1.2 Perumusan Masalah Berdasarkan uraian masalah dalam latar belakang, maka rumusan masalah dalam penelitian ini adalah Apakah Terdapat Hubungan Faktor Keturunan dan Gaya Hidup terhadap Kejadian Miopia pada Anak Usia Sekolah di Balai Kesehatan Indera Masyarakat Sumatera Barat Tahun 2017? 1.3 Tujuan Penelitian 1.3.1 Tujuan Umum Penelitian ini secara umum bertujuan untuk mengetahui hubungan faktor keturunan dan gaya hidup terhadap kejadian miopia pada anak usia sekolah di Balai Kesehatan Indera Masyarakat Sumatera Barat tahun 2017. 1.3.2 Tujuan Khusus 1. Mengetahui distribusi frekuensi kejadian miopia, riwayat keturunan, lama membaca, jarak membaca, posisi membaca, lama menonton televisi, jarak menonton televisi, lama menggunakan komputer/laptop, jarak menggunakan komputer/ laptop, lama menggunakan gadget 1 kali, lama menggunakan gadget perhari terhadap kejadian miopia pada anak usia sekolah di Balai Kesehatan Indera Masyarakat Sumatera Barat tahun 2017. 2. Mengetahui hubungan riwayat keturunan terhadap kejadian miopia pada anak usia sekolah di Balai Kesehatan Indera Masyarakat Sumatera Barat tahun 2017. 3. Mengetahui hubungan lama membaca terhadap kejadian miopia pada anak usia sekolah di Balai Kesehatan Indera Masyarakat Sumatera Barat tahun 2017. 4. Mengetahui hubungan jarak membaca terhadap kejadian miopia pada anak usia sekolah di Balai Kesehatan Indera Masyarakat Sumatera Barat tahun 2017.

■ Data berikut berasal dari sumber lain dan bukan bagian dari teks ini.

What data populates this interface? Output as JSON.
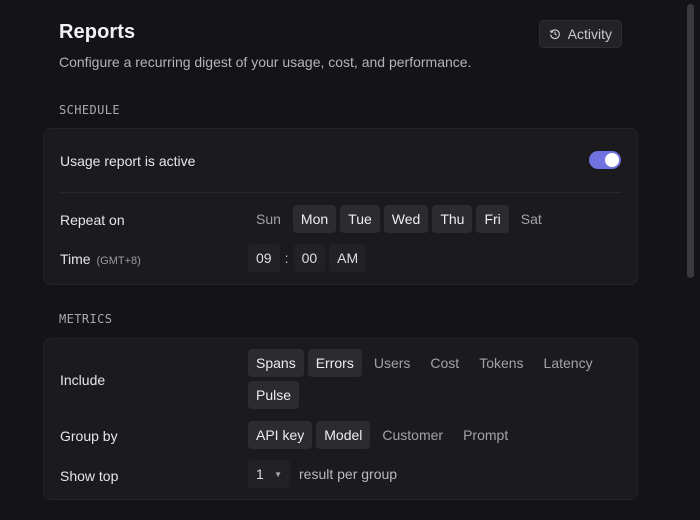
{
  "header": {
    "title": "Reports",
    "subtitle": "Configure a recurring digest of your usage, cost, and performance.",
    "activity_label": "Activity",
    "activity_icon": "history-icon"
  },
  "schedule": {
    "section_label": "SCHEDULE",
    "active_label": "Usage report is active",
    "active": true,
    "repeat_label": "Repeat on",
    "days": [
      {
        "label": "Sun",
        "selected": false
      },
      {
        "label": "Mon",
        "selected": true
      },
      {
        "label": "Tue",
        "selected": true
      },
      {
        "label": "Wed",
        "selected": true
      },
      {
        "label": "Thu",
        "selected": true
      },
      {
        "label": "Fri",
        "selected": true
      },
      {
        "label": "Sat",
        "selected": false
      }
    ],
    "time_label": "Time",
    "timezone": "(GMT+8)",
    "hour": "09",
    "separator": ":",
    "minute": "00",
    "ampm": "AM"
  },
  "metrics": {
    "section_label": "METRICS",
    "include_label": "Include",
    "include": [
      {
        "label": "Spans",
        "selected": true
      },
      {
        "label": "Errors",
        "selected": true
      },
      {
        "label": "Users",
        "selected": false
      },
      {
        "label": "Cost",
        "selected": false
      },
      {
        "label": "Tokens",
        "selected": false
      },
      {
        "label": "Latency",
        "selected": false
      },
      {
        "label": "Pulse",
        "selected": true
      }
    ],
    "group_label": "Group by",
    "group_by": [
      {
        "label": "API key",
        "selected": true
      },
      {
        "label": "Model",
        "selected": true
      },
      {
        "label": "Customer",
        "selected": false
      },
      {
        "label": "Prompt",
        "selected": false
      }
    ],
    "show_top_label": "Show top",
    "show_top_value": "1",
    "show_top_suffix": "result per group"
  },
  "colors": {
    "background": "#141416",
    "card": "#1b1b1e",
    "accent": "#6f72e0",
    "chip_selected": "#2b2b30"
  }
}
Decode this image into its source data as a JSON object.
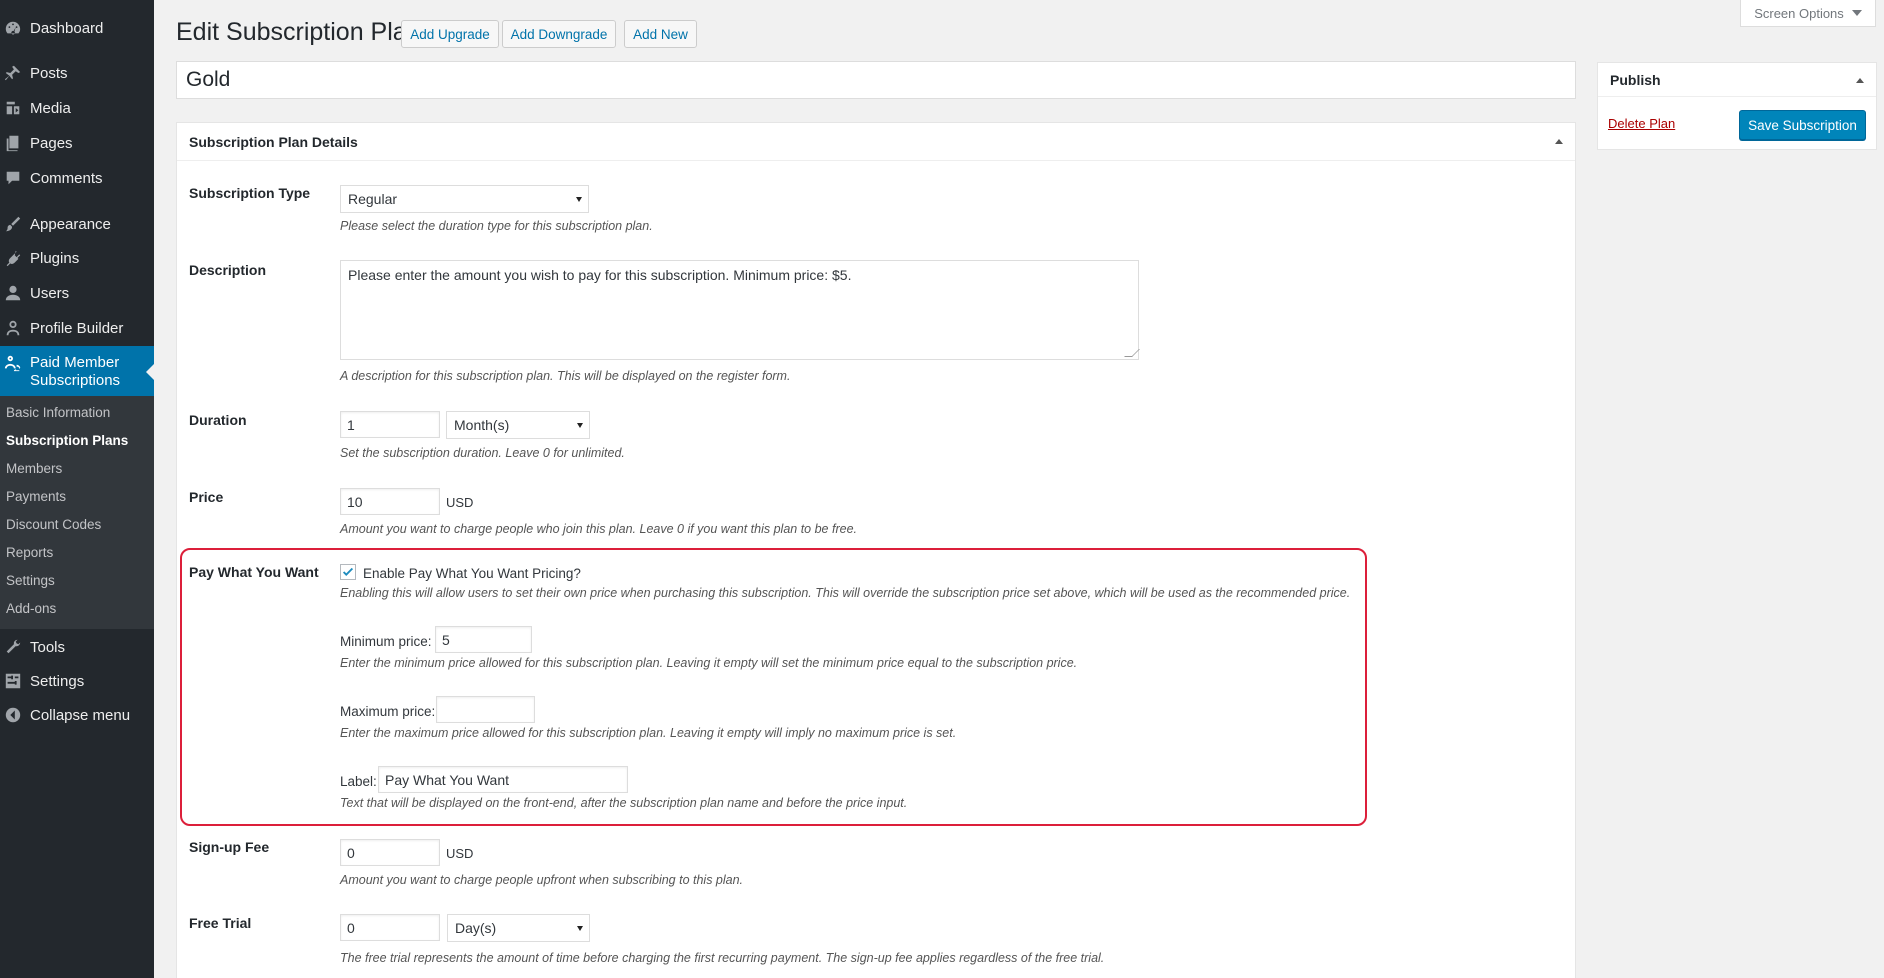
{
  "sidebar": {
    "items": [
      {
        "label": "Dashboard",
        "icon": "dashboard-icon"
      },
      {
        "label": "Posts",
        "icon": "pin-icon"
      },
      {
        "label": "Media",
        "icon": "media-icon"
      },
      {
        "label": "Pages",
        "icon": "pages-icon"
      },
      {
        "label": "Comments",
        "icon": "comment-icon"
      },
      {
        "label": "Appearance",
        "icon": "brush-icon"
      },
      {
        "label": "Plugins",
        "icon": "plug-icon"
      },
      {
        "label": "Users",
        "icon": "user-icon"
      },
      {
        "label": "Profile Builder",
        "icon": "profile-icon"
      },
      {
        "label": "Paid Member Subscriptions",
        "icon": "members-icon"
      },
      {
        "label": "Tools",
        "icon": "wrench-icon"
      },
      {
        "label": "Settings",
        "icon": "sliders-icon"
      },
      {
        "label": "Collapse menu",
        "icon": "collapse-icon"
      }
    ],
    "submenu": [
      "Basic Information",
      "Subscription Plans",
      "Members",
      "Payments",
      "Discount Codes",
      "Reports",
      "Settings",
      "Add-ons"
    ],
    "active_submenu": "Subscription Plans"
  },
  "header": {
    "title": "Edit Subscription Plan",
    "buttons": [
      "Add Upgrade",
      "Add Downgrade",
      "Add New"
    ],
    "screen_options": "Screen Options"
  },
  "plan_title": "Gold",
  "details": {
    "box_title": "Subscription Plan Details",
    "subscription_type": {
      "label": "Subscription Type",
      "value": "Regular",
      "desc": "Please select the duration type for this subscription plan."
    },
    "description": {
      "label": "Description",
      "value": "Please enter the amount you wish to pay for this subscription. Minimum price: $5.",
      "desc": "A description for this subscription plan. This will be displayed on the register form."
    },
    "duration": {
      "label": "Duration",
      "value": "1",
      "unit": "Month(s)",
      "desc": "Set the subscription duration. Leave 0 for unlimited."
    },
    "price": {
      "label": "Price",
      "value": "10",
      "currency": "USD",
      "desc": "Amount you want to charge people who join this plan. Leave 0 if you want this plan to be free."
    },
    "pwyw": {
      "label": "Pay What You Want",
      "checkbox_label": "Enable Pay What You Want Pricing?",
      "checked": true,
      "checkbox_desc": "Enabling this will allow users to set their own price when purchasing this subscription. This will override the subscription price set above, which will be used as the recommended price.",
      "min_label": "Minimum price:",
      "min_value": "5",
      "min_desc": "Enter the minimum price allowed for this subscription plan. Leaving it empty will set the minimum price equal to the subscription price.",
      "max_label": "Maximum price:",
      "max_value": "",
      "max_desc": "Enter the maximum price allowed for this subscription plan. Leaving it empty will imply no maximum price is set.",
      "text_label": "Label:",
      "text_value": "Pay What You Want",
      "text_desc": "Text that will be displayed on the front-end, after the subscription plan name and before the price input."
    },
    "signup_fee": {
      "label": "Sign-up Fee",
      "value": "0",
      "currency": "USD",
      "desc": "Amount you want to charge people upfront when subscribing to this plan."
    },
    "free_trial": {
      "label": "Free Trial",
      "value": "0",
      "unit": "Day(s)",
      "desc": "The free trial represents the amount of time before charging the first recurring payment. The sign-up fee applies regardless of the free trial."
    }
  },
  "publish": {
    "title": "Publish",
    "delete_label": "Delete Plan",
    "save_label": "Save Subscription"
  },
  "colors": {
    "sidebar_bg": "#23282d",
    "accent": "#0073aa",
    "highlight": "#dc1f3a"
  }
}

5. Mengetahui hubungan posisi membaca terhadap kejadian miopia pada anak usia sekolah di Balai Kesehatan Indera Masyarakat Sumatera Barat tahun 2017. 6. Mengetahui hubungan lama menonton televisi terhadap kejadian miopia pada anak usia sekolah di Balai Kesehatan Indera Masyarakat Sumatera Barat tahun 2017. 7. Mengetahui hubungan jarak menonton televisi terhadap kejadian miopia pada anak usia sekolah di Balai Kesehatan Indera Masyarakat Sumatera Barat tahun 2017. 8. Mengetahui hubungan lama menggunakan komputer/laptop terhadap kejadian miopia pada anak usia sekolah di Balai Kesehatan Indera Masyarakat Sumatera Barat tahun 2017. 9. Mengetahui hubungan jarak menggunakan komputer/laptop terhadap kejadian miopia pada anak usia sekolah di Balai Kesehatan Indera Masyarakat Sumatera Barat tahun 2017. 10. Mengetahui hubungan lama penggunaan gadget dalam satu kali terhadap kejadian miopia pada anak usia sekolah di Balai Kesehatan Indera Masyarakat Sumatera Barat tahun 2017. 11. Mengetahui hubungan lama penggunaan gadget perhari terhadap kejadian miopia pada anak usia sekolah di Balai Kesehatan Indera Masyarakat Sumatera Barat tahun 2017. 12. Mengetahui faktor yang paling dominan mempengaruhi kejadian miopia pada anak usia sekolah di Balai Kesehatan Indera Masyarakat Sumatera Barat tahun 2017.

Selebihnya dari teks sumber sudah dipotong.